Oct 9 2013
Oct 9 2013
Sometimes it’s great to switch up your snow sliding equipment. If you’re comfortable in one discipline, new gear can change the way you look at the mountain, as well as the people riding alongside you. I’m an alpine skier, and it’s just really comfortable for me—I can confidently descend whatever I need to. And as much as I love alpining, sometimes I miss that excitement that comes with learning a new skill every day…even every hour.
On Saturday, I decided to switch it up and slap on a pair of tele skis. And what better place to tele in Utah than Alta? The resort at the top of Little Cottonwood Canyon has long been a stronghold for the free-heel crowd. But throw out your old conceptions of dirty hippies, leather boots, and flimsy, skinny skis. Today’s telemark is defined by baggy pants, twin tips, burly four-buckle boots, and a wealth of young tele shredders. I might try to look the part, but trust me…I’m not one of them.
After a few warm-up runs to get my knees dropping properly on the groomers, I decided to head for some of my favorite runs like No Name and Stone Crusher out on West Rustler.
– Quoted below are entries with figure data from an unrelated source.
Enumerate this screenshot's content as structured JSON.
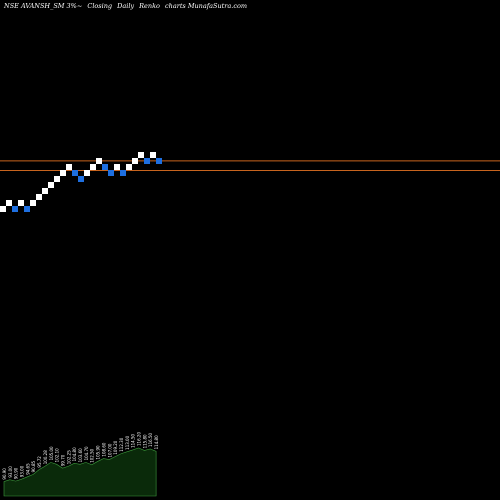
{
  "header": {
    "symbol": "NSE AVANSH_SM 3%~",
    "series_type": "Closing",
    "frequency": "Daily",
    "chart_kind": "Renko",
    "credit": "charts MunafaSutra.com"
  },
  "colors": {
    "background": "#000000",
    "up_brick": "#ffffff",
    "down_brick": "#1e6fe0",
    "reference_line": "#c8641e",
    "volume_fill": "#0a2a0a",
    "volume_outline": "#3c9a3c",
    "volume_label": "#ffffff"
  },
  "chart_data": {
    "type": "renko",
    "bricks": [
      {
        "level": 0,
        "dir": "up"
      },
      {
        "level": 1,
        "dir": "up"
      },
      {
        "level": 0,
        "dir": "down"
      },
      {
        "level": 1,
        "dir": "up"
      },
      {
        "level": 0,
        "dir": "down"
      },
      {
        "level": 1,
        "dir": "up"
      },
      {
        "level": 2,
        "dir": "up"
      },
      {
        "level": 3,
        "dir": "up"
      },
      {
        "level": 4,
        "dir": "up"
      },
      {
        "level": 5,
        "dir": "up"
      },
      {
        "level": 6,
        "dir": "up"
      },
      {
        "level": 7,
        "dir": "up"
      },
      {
        "level": 6,
        "dir": "down"
      },
      {
        "level": 5,
        "dir": "down"
      },
      {
        "level": 6,
        "dir": "up"
      },
      {
        "level": 7,
        "dir": "up"
      },
      {
        "level": 8,
        "dir": "up"
      },
      {
        "level": 7,
        "dir": "down"
      },
      {
        "level": 6,
        "dir": "down"
      },
      {
        "level": 7,
        "dir": "up"
      },
      {
        "level": 6,
        "dir": "down"
      },
      {
        "level": 7,
        "dir": "up"
      },
      {
        "level": 8,
        "dir": "up"
      },
      {
        "level": 9,
        "dir": "up"
      },
      {
        "level": 8,
        "dir": "down"
      },
      {
        "level": 9,
        "dir": "up"
      },
      {
        "level": 8,
        "dir": "down"
      }
    ],
    "reference_lines": [
      8.6,
      7.0
    ],
    "volume_labels": [
      "90.90",
      "93.00",
      "90.90",
      "93.00",
      "94.65",
      "90.85",
      "95.72",
      "100.28",
      "105.00",
      "102.10",
      "99.70",
      "102.25",
      "104.80",
      "103.60",
      "104.70",
      "102.50",
      "105.90",
      "108.60",
      "107.00",
      "109.20",
      "112.30",
      "113.00",
      "114.50",
      "116.20",
      "115.80",
      "116.50",
      "114.80"
    ],
    "volumes": [
      0.3,
      0.34,
      0.31,
      0.35,
      0.4,
      0.45,
      0.55,
      0.62,
      0.7,
      0.66,
      0.58,
      0.62,
      0.68,
      0.66,
      0.7,
      0.65,
      0.72,
      0.78,
      0.76,
      0.82,
      0.88,
      0.92,
      0.96,
      1.0,
      0.95,
      0.98,
      0.93
    ]
  }
}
I figured that’d be a good, steep spot but fairly smooth to ease my way into off-piste tele skiing.
What I didn’t factor in was the ski out the High T required to get there. The High T is a high-speed traverse chuck full of compressions, huge braking bumps, rocks, and other obstacles. On alpine gear, I just charge through, paying little attention to anything but how much speed I can carry. But with a free-heeled faceplant just one missed compression away, I was instantly slowed and realized what a challenge Alta can really be…and how much I’d been taking it for granted.
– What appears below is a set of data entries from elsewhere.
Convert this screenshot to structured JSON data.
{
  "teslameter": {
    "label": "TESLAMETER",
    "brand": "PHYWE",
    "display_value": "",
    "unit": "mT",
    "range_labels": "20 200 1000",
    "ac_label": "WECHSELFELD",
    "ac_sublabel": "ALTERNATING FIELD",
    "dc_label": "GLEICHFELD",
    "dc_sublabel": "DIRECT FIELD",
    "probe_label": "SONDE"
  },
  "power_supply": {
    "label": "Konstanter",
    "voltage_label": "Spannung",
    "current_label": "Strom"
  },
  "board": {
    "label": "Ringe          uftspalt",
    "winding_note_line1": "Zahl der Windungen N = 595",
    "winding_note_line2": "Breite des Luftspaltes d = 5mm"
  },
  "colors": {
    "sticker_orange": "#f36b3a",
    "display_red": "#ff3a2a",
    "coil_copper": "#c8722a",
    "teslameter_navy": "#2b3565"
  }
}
Throughout the day, I got more comfortable with the High T. West Rustler, however, completely kicked my butt. I wound up chickening out and making alpine turns down most of it. But by the end of the day, I was linking tele turns on its lower, gentler aspects. Later in Catherine’s Area, I even linked up some drop-knee turns in some generous powder leftovers. And despite one fully-committed, over-the-bars, tele head plant, I had a huge smile at the end of the day. Telemarking is still just another type of skiing, but it allows you to see the mountain in a whole new light. If you haven’t yet, give it a try!